We are to do group improvisation. Hiro and I are directed to some medium-sized drums and begin to beat them, admittedly somewhat incoherently. Kinoshita is on another set, twirling futon spankers with style, next to another member. Finally one more joins in the fray, striking a large barrel drum on its side, in movements that seem part martial art, part dance. This might be a free for all, but we somehow fall in line with one another, Kinoshita signalling, directing, drawing us in and urging us on, building the momentum into a crescendo of thunderously deep taiko beats.
It is electrifying.
Unfortunately, I forget that my body is supposed to be an axis of stillness and I go full-on Tigger and bounce. I fear I am the opposite of the serious student they search for, but my unbridled enthusiasm elicits some grins.
Up to 50% of an Ondekoza performance is improvisation. I imagine what it must be like to see them live, to be them performing live, feeding off the energy, communicating through the music with each other and the audience. Ondekoza life might be about individual suffering, but there is a sheer raw unifying energy through the power of the taiko.
We take lunch and I feel energised.
Ondekoza are planning with Wakokoro to offer a 3-day, 2-night taiko experience for those who truly want to understand their way of life and the power of the taiko. We go to visit the lodgings for future guests—a beautifully renovated kominka (old Japanese house) that sleeps up to ten.

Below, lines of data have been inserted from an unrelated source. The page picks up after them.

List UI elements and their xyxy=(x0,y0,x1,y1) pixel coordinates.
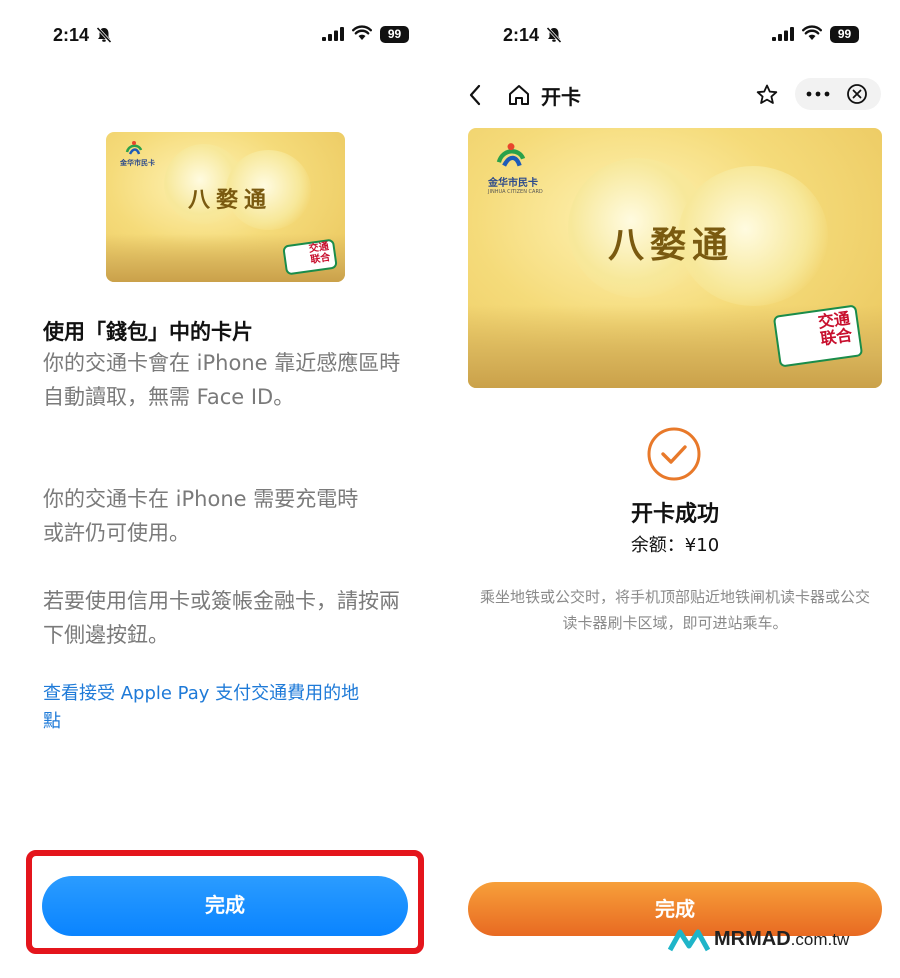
transit-card-image: 金华市民卡 JINHUA CITIZEN CARD 八婺通 交通 联合 xyxy=(468,128,882,388)
watermark-brand: MRMAD xyxy=(714,928,791,950)
back-chevron-icon[interactable] xyxy=(466,83,484,107)
close-icon[interactable] xyxy=(846,83,868,105)
card-name: 八婺通 xyxy=(608,224,735,266)
more-icon[interactable] xyxy=(805,88,831,100)
mrmad-logo-icon xyxy=(668,929,710,952)
home-icon[interactable] xyxy=(507,83,531,107)
usage-tip: 乘坐地铁或公交时，将手机顶部贴近地铁闸机读卡器或公交读卡器刷卡区域，即可进站乘车… xyxy=(480,588,871,632)
done-button[interactable]: 完成 xyxy=(42,876,408,936)
signal-icon xyxy=(772,27,794,41)
transit-card-image: 金华市民卡 八婺通 交通 联合 xyxy=(106,132,345,282)
battery-indicator: 99 xyxy=(830,26,859,43)
citizen-card-logo-icon xyxy=(125,141,143,155)
battery-indicator: 99 xyxy=(380,26,409,43)
balance-text: 余额：¥10 xyxy=(630,535,720,556)
watermark-suffix: .com.tw xyxy=(790,930,850,949)
card-issuer-text: 金华市民卡 xyxy=(120,159,155,167)
nav-title: 开卡 xyxy=(541,85,581,109)
info-paragraph: 你的交通卡會在 iPhone 靠近感應區時自動讀取，無需 Face ID。 xyxy=(43,351,401,409)
status-time: 2:14 xyxy=(53,25,90,45)
status-bar: 2:14 99 xyxy=(450,22,900,52)
card-name: 八婺通 xyxy=(188,187,273,213)
success-check-icon xyxy=(647,427,701,481)
signal-icon xyxy=(322,27,344,41)
page-title: 使用「錢包」中的卡片 xyxy=(43,320,253,344)
status-time: 2:14 xyxy=(503,25,540,45)
accepted-locations-link[interactable]: 查看接受 Apple Pay 支付交通費用的地點 xyxy=(43,680,363,736)
citizen-card-logo-icon xyxy=(496,143,526,167)
info-paragraph: 若要使用信用卡或簽帳金融卡，請按兩下側邊按鈕。 xyxy=(43,589,400,647)
status-bar: 2:14 99 xyxy=(0,22,450,52)
card-issuer-logo: 金华市民卡 xyxy=(120,140,155,168)
silent-bell-icon xyxy=(96,26,112,44)
card-issuer-logo: 金华市民卡 JINHUA CITIZEN CARD xyxy=(488,140,543,195)
wallet-screen: 2:14 99 金华市民卡 八婺通 交通 联合 使用「錢包」中的卡片 你的交通卡… xyxy=(0,0,450,978)
silent-bell-icon xyxy=(546,26,562,44)
info-paragraph: 你的交通卡在 iPhone 需要充電時或許仍可使用。 xyxy=(43,487,359,545)
star-icon[interactable] xyxy=(755,83,779,107)
card-issuer-subtext: JINHUA CITIZEN CARD xyxy=(488,189,543,195)
card-issuer-text: 金华市民卡 xyxy=(488,178,538,189)
wifi-icon xyxy=(802,25,822,40)
success-title: 开卡成功 xyxy=(630,502,719,527)
wifi-icon xyxy=(352,25,372,40)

Then, just up the hill, we head up to some mikan (mandarin orange) trees and pick as many as we can. Casually dressed, with warm autumn sun on our faces and mikan juice sticky on our fingers, we eat as freely as we load our baskets. Ondekoza life doesn’t seem so far away after all.
Drumming skill test
A few days later, I am staring up at a giant space invader plastered on a red sign. I’m outside a Taito Game Station and it is time for my final drumming challenge.
Video below (the machine had very low sound sadly…):
Shockingly… my skill level hasn’t improved. Even more shockingly, I’m just not impressed. Having experienced Ondekoza taiko, I can’t quite bring myself to fully enjoy this pale imitation—light-hearted game though it is. Somehow, my mind keeps drifting back to a school in the mountains. Maybe I’ll challenge myself again.